Gerçekten Aras'ın gözü Baran'ı vuracak kadar dönmüş müydü? Daha önce Baran'ı ayağından vurmuştu, buna şahit olmuştum ama bu seferki tamamen öldürmek için yapılan bir hamleydi. Hatta öyle ki şuan ikinci bir kurşunu daha sıkabilirdi. Nefesimi tutmuş ve çığlıklarımı boğazıma hapsetmeye çalışıyordum.

"Seni gebertirim demedim mi lan?" Aras, adeta kükrercesine bu cümleyi kurup elindeki silahın namlusunu tekrar yerde yatan Baran'a doğrulttuğunda, Baran'ın gözlerine inen korkuyu çektiği acıya rağmen açıkça görebilmiştim.
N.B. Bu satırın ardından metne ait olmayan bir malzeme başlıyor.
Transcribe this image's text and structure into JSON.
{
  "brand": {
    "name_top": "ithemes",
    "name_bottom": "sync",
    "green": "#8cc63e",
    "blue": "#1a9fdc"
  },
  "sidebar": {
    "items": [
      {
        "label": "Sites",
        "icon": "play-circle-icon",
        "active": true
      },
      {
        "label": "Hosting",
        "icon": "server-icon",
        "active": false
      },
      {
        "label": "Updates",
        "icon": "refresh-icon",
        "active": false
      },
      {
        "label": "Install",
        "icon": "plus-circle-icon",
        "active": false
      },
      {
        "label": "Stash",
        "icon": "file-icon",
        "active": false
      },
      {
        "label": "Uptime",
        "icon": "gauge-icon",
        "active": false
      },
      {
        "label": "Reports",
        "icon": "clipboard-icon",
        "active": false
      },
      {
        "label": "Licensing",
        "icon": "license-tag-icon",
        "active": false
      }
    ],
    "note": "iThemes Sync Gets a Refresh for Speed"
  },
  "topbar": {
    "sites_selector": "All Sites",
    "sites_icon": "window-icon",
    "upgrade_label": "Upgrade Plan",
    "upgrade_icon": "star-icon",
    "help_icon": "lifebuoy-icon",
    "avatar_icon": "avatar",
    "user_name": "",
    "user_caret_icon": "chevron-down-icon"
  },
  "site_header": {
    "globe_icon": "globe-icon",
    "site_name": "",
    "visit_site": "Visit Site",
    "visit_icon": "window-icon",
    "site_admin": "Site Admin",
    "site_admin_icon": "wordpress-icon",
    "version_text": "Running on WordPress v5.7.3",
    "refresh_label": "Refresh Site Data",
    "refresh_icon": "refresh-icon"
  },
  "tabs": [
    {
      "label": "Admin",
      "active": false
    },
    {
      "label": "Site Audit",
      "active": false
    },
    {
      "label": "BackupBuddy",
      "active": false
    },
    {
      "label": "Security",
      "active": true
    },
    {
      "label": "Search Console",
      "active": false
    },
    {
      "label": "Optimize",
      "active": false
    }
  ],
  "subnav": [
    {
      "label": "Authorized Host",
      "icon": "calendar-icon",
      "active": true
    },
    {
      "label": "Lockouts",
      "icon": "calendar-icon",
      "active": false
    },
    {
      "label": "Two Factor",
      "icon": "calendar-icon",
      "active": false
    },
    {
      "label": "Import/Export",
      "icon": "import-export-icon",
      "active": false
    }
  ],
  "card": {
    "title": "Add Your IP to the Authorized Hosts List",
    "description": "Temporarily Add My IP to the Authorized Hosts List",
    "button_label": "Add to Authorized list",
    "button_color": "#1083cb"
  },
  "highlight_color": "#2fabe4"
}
Aras'ın parmağı tetiğe baskı uygulamak üzereydi ki, aniden birinin Aras diye bağırdığını işittim. Bakışlarım sesin sahibine doğru döndüğünde Murat ağabeyin, Aras'ın bulunduğu tarafa doğru hızla koştuğunu gördüm. Murat abi, direkt olarak Aras'ın elindeki silaha yönelip onu Aras'ın elinden almaya kalktığında Aras silahı bırakmamakta kararlı gibiydi.

Murat ağabey kıpkırmızı olmuş bir suratla Aras'a baktı. "Lan oğlum delirdin mi sen?" diye bağırdı. "Bırak şu silahı!"

Aras, abisinin dediğini zerre umursamadı. "Geberteceğim bu şerefsizi!" diye bağırdı. "Geçen defa yapmadım bu sefer yapacağım!"

Murat ağabey elini alnına götürdü ve sonra etraftaki adamlara baktı. "Lan ne bakıyorsunuz kaldırıp arabaya bindirin şu adamı!" dedi ve ardından Aras'a döndü. "Oğlum sende ver şu silahı bana!"

Murat ağabey, Aras'ı kollarından tutarak silahı almaya çalıştı ama Aras direnince aralarında ufak bir münakaşa çıkmıştı. Her an silah patlayabilir ve ikisinden biri yaralanabilirdi. Ama beklenen olmadı ve Murat ağabey Aras'ın elindeki silahı zorluklada olsa alıp kendi beline yerleştirdi.

Etrafıma baktım. Etraftaki adamlardan birkaçı Baran'ın kollarını ve bacaklarını tutmuş onu kaldırmaya çalışıyorlardı. Baran'ın bilinci tamamen kapanmamıştı ve arada bir acıyla inleyip yüzünü buruşturuyordu. Yerdeki kanlara baktım bu defa. Ellerim titremeye başladığında nefes dahi alamıyordum. Birkaç saniye sakinleşmeyi bekledim ama ellerimle beraber vücudumunda titrediğini farkettiğimde bunun asla mümkün olmadığını anlamıştım. Az önce neler yaşanmıştı? Zihnim idrak etmekte zorlanıyor, tüm vücudum buz kesmişcesine yerinden bile kıpırdamıyordu.